Expression analyses for WIF-1 were performed by real-time reverse transcription–polymerase chain reaction (RT-PCR). WIF-1−/− and tumor necrosis factor (TNF)–transgenic mice were crossbred, and the progression of arthritis in TNF-transgenic WIF-1−/− mice and littermate controls was evaluated. Structural joint damage was analyzed by histologic staining, histomorphometry, and micro–computed tomography. Wnt/β-catenin signaling was investigated by real-time RT-PCR and immunofluorescence on primary chondrocytes.

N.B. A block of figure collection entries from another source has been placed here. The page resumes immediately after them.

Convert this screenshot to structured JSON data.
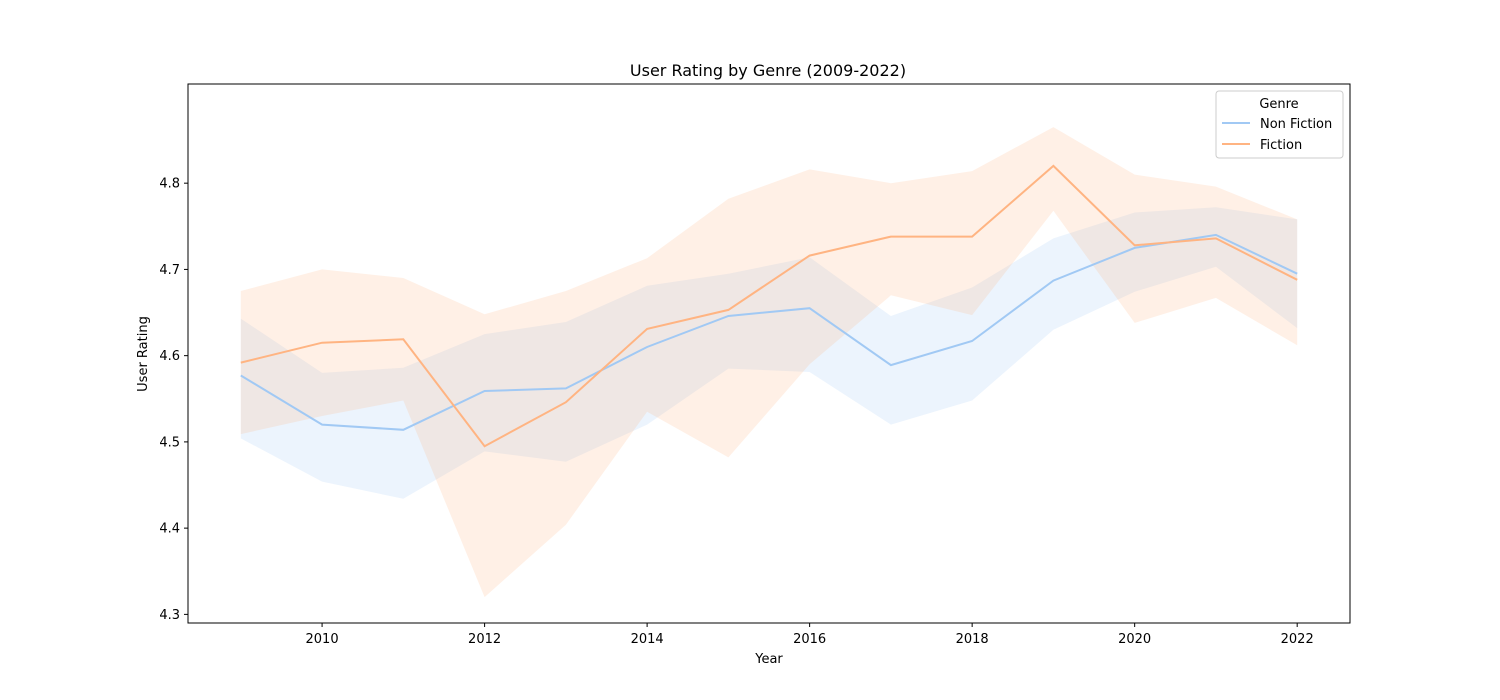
{
  "chart_data": {
    "type": "line",
    "title": "User Rating by Genre (2009-2022)",
    "xlabel": "Year",
    "ylabel": "User Rating",
    "xlim": [
      2008.35,
      2022.65
    ],
    "ylim": [
      4.29,
      4.915
    ],
    "x_ticks": [
      2010,
      2012,
      2014,
      2016,
      2018,
      2020,
      2022
    ],
    "y_ticks": [
      4.3,
      4.4,
      4.5,
      4.6,
      4.7,
      4.8
    ],
    "grid": false,
    "legend": {
      "title": "Genre",
      "placement": "top-right"
    },
    "x": [
      2009,
      2010,
      2011,
      2012,
      2013,
      2014,
      2015,
      2016,
      2017,
      2018,
      2019,
      2020,
      2021,
      2022
    ],
    "series": [
      {
        "name": "Non Fiction",
        "color": "#a1c9f4",
        "values": [
          4.577,
          4.52,
          4.514,
          4.559,
          4.562,
          4.61,
          4.646,
          4.655,
          4.589,
          4.617,
          4.687,
          4.725,
          4.74,
          4.695
        ],
        "ci_low": [
          4.504,
          4.454,
          4.434,
          4.489,
          4.477,
          4.52,
          4.585,
          4.581,
          4.52,
          4.548,
          4.63,
          4.674,
          4.703,
          4.632
        ],
        "ci_high": [
          4.643,
          4.58,
          4.586,
          4.625,
          4.639,
          4.681,
          4.695,
          4.714,
          4.646,
          4.679,
          4.736,
          4.766,
          4.772,
          4.758
        ]
      },
      {
        "name": "Fiction",
        "color": "#ffb482",
        "values": [
          4.592,
          4.615,
          4.619,
          4.495,
          4.546,
          4.631,
          4.653,
          4.716,
          4.738,
          4.738,
          4.82,
          4.728,
          4.736,
          4.688
        ],
        "ci_low": [
          4.509,
          4.53,
          4.548,
          4.32,
          4.404,
          4.535,
          4.482,
          4.59,
          4.67,
          4.647,
          4.768,
          4.638,
          4.667,
          4.612
        ],
        "ci_high": [
          4.675,
          4.7,
          4.69,
          4.648,
          4.675,
          4.713,
          4.782,
          4.816,
          4.8,
          4.814,
          4.865,
          4.81,
          4.796,
          4.758
        ]
      }
    ]
  }
}
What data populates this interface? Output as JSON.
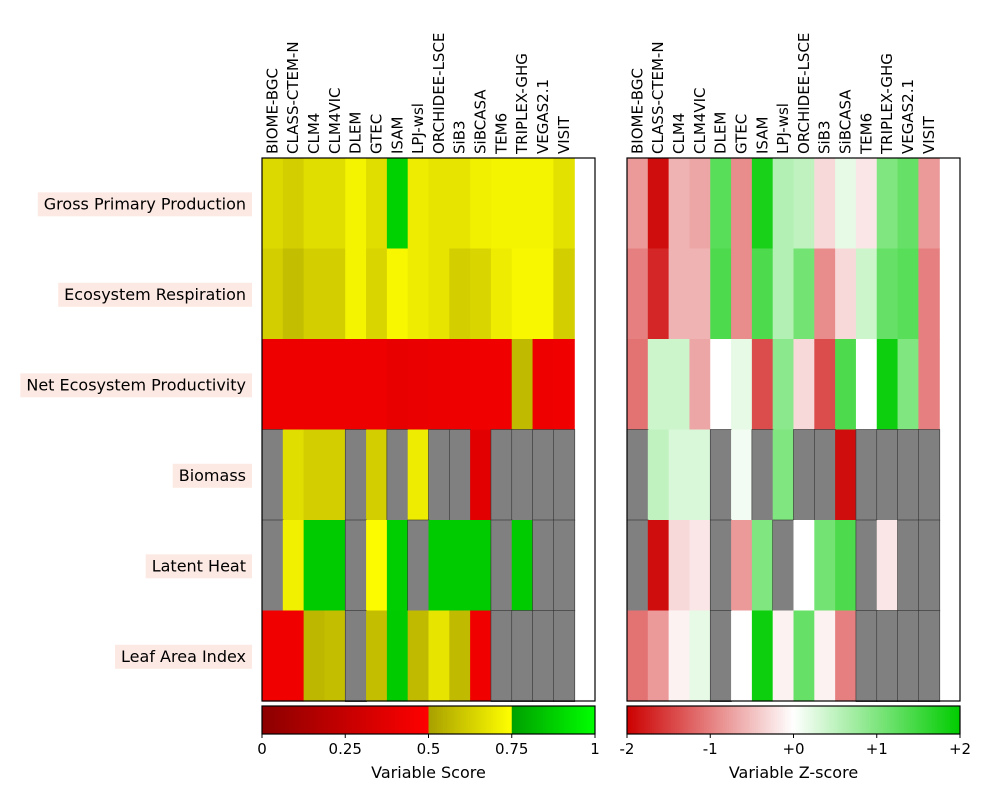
{
  "chart_data": [
    {
      "type": "heatmap",
      "title": "",
      "models": [
        "BIOME-BGC",
        "CLASS-CTEM-N",
        "CLM4",
        "CLM4VIC",
        "DLEM",
        "GTEC",
        "ISAM",
        "LPJ-wsl",
        "ORCHIDEE-LSCE",
        "SiB3",
        "SiBCASA",
        "TEM6",
        "TRIPLEX-GHG",
        "VEGAS2.1",
        "VISIT"
      ],
      "variables": [
        "Gross Primary Production",
        "Ecosystem Respiration",
        "Net Ecosystem Productivity",
        "Biomass",
        "Latent Heat",
        "Leaf Area Index"
      ],
      "values": [
        [
          0.65,
          0.62,
          0.66,
          0.66,
          0.72,
          0.66,
          0.88,
          0.7,
          0.68,
          0.68,
          0.71,
          0.72,
          0.72,
          0.72,
          0.67
        ],
        [
          0.62,
          0.58,
          0.62,
          0.62,
          0.72,
          0.64,
          0.73,
          0.7,
          0.68,
          0.62,
          0.64,
          0.7,
          0.73,
          0.73,
          0.62
        ],
        [
          0.43,
          0.43,
          0.43,
          0.43,
          0.43,
          0.43,
          0.4,
          0.41,
          0.42,
          0.43,
          0.44,
          0.44,
          0.57,
          0.43,
          0.44
        ],
        [
          null,
          0.66,
          0.62,
          0.62,
          null,
          0.62,
          null,
          0.7,
          null,
          null,
          0.38,
          null,
          null,
          null,
          null
        ],
        [
          null,
          0.71,
          0.86,
          0.86,
          null,
          0.74,
          0.87,
          null,
          0.86,
          0.86,
          0.86,
          null,
          0.86,
          null,
          null
        ],
        [
          0.44,
          0.44,
          0.56,
          0.58,
          null,
          0.58,
          0.86,
          0.57,
          0.68,
          0.57,
          0.44,
          null,
          null,
          null,
          null
        ]
      ],
      "extra_column_blank": true,
      "colorbar": {
        "label": "Variable Score",
        "ticks": [
          "0",
          "0.25",
          "0.5",
          "0.75",
          "1"
        ],
        "range": [
          0,
          1
        ]
      }
    },
    {
      "type": "heatmap",
      "title": "",
      "models": [
        "BIOME-BGC",
        "CLASS-CTEM-N",
        "CLM4",
        "CLM4VIC",
        "DLEM",
        "GTEC",
        "ISAM",
        "LPJ-wsl",
        "ORCHIDEE-LSCE",
        "SiB3",
        "SiBCASA",
        "TEM6",
        "TRIPLEX-GHG",
        "VEGAS2.1",
        "VISIT"
      ],
      "variables": [
        "Gross Primary Production",
        "Ecosystem Respiration",
        "Net Ecosystem Productivity",
        "Biomass",
        "Latent Heat",
        "Leaf Area Index"
      ],
      "values": [
        [
          -0.8,
          -1.9,
          -0.6,
          -0.7,
          1.3,
          -0.9,
          1.8,
          0.6,
          0.5,
          -0.3,
          0.2,
          -0.2,
          1.0,
          1.2,
          -0.8
        ],
        [
          -1.0,
          -1.7,
          -0.6,
          -0.6,
          1.4,
          -0.9,
          1.4,
          0.6,
          1.1,
          -0.9,
          -0.3,
          0.4,
          1.2,
          1.3,
          -1.0
        ],
        [
          -1.1,
          0.4,
          0.4,
          -0.7,
          0.0,
          0.2,
          -1.4,
          0.9,
          -0.3,
          -1.4,
          1.4,
          0.0,
          1.9,
          1.0,
          -1.0
        ],
        [
          null,
          0.5,
          0.3,
          0.3,
          null,
          0.1,
          null,
          1.0,
          null,
          null,
          -1.9,
          null,
          null,
          null,
          null
        ],
        [
          null,
          -1.9,
          -0.3,
          -0.2,
          null,
          -0.8,
          1.0,
          null,
          0.0,
          1.1,
          1.4,
          null,
          -0.2,
          null,
          null
        ],
        [
          -1.1,
          -0.8,
          -0.1,
          0.2,
          null,
          0.0,
          1.9,
          -0.1,
          1.2,
          -0.1,
          -1.0,
          null,
          null,
          null,
          null
        ]
      ],
      "extra_column_blank": true,
      "colorbar": {
        "label": "Variable Z-score",
        "ticks": [
          "-2",
          "-1",
          "+0",
          "+1",
          "+2"
        ],
        "range": [
          -2,
          2
        ]
      }
    }
  ]
}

WIF-1 expression was repressed by TNFα in chondrocytes and osteoblasts and down-regulated in experimental arthritis and in articular cartilage from patients with rheumatoid arthritis. WIF-1 deficiency partially protected TNF-transgenic mice against bone erosion and loss of trabecular bone, probably as a result of less osteoclast activity. In contrast, arthritis-related cartilage damage was aggravated by WIF-1 deficiency, while overexpression of WIF-1 attenuated cartilage degradation in TNF-transgenic mice. In chondrocytes, TNFα stimulated canonical Wnt signaling, which could be blocked by WIF-1, indicating a direct effect of TNFα and WIF-1 on Wnt signaling in this system.
These data suggest that WIF-1 may take part in the fine-tuning of cartilage and bone turnover, promoting the balance of cartilage versus bone anabolism.